Naar Handelingen 4, 32-35
De apostelen deden vele wonderen. De gelovigen kwamen eensgezind bijeen in de tempel, in de Zuilengang van Salomo. Niemand durfde bij hen te gaan. Toch spraken de mensen vol waardering over hen. Steeds meer mannen en vrouwen begonnen in Jezus te geloven. Men legde zelfs de zieken op straat neer op een bed of op een matras, in de hoop dat wanneer Petrus voorbijkwam tenminste zijn schaduw op een van hen zou vallen. Ook de mensen uit de steden rond Jeruzalem kwamen talrijk. Ze brachten zieken mee. Die werden allemaal genezen.
Naar Handelingen 5, 12-16
Plak een kopie van deze teksten in het midden van een groot vel papier.
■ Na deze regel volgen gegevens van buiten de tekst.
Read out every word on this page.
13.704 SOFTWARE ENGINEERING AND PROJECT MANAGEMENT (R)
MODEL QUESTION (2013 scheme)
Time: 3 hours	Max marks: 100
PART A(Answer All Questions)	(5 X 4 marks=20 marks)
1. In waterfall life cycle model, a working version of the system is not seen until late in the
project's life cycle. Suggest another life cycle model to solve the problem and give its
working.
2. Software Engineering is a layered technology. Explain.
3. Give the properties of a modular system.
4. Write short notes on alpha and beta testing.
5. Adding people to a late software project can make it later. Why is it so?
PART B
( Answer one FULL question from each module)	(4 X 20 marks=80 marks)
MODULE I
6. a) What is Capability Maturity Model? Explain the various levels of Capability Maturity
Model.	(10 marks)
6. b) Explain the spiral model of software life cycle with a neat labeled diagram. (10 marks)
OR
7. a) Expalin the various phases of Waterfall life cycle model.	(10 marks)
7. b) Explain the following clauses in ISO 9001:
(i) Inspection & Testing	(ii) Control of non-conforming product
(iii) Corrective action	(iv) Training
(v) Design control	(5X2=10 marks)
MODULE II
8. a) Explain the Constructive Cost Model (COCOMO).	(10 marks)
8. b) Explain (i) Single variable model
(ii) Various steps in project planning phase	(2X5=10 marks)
Vertel: die teksten werden bijna 2000 jaar geleden geschreven. Zo lang al zijn er christenen.
Onderstreep / markeer in de tekst wat typisch voor hen was.
. ze volgden het onderwijs van de apostelen
. ze leefden als broers
. ze braken het brood
. ze maakten tijd om te bidden
. ze verdeelden hun bezittingen
. ze zijn eensgezind
(Bespreek bij: Er gebeurden vele wonderen...
- Welke wonderen / wonderverhalen ken je?
Zet ze op een rij. Stel vast dat dit verhalen zijn, waarbij Jezus mensen geneest, of nieuwe perspectieven geeft. Zoek met de kinderen op welke manier zij 'wonderen' kunnen doen.
Bv. Tijd maken voor een ander; behulpzaam zijn; aandacht hebben voor wie 'langs de kant staat')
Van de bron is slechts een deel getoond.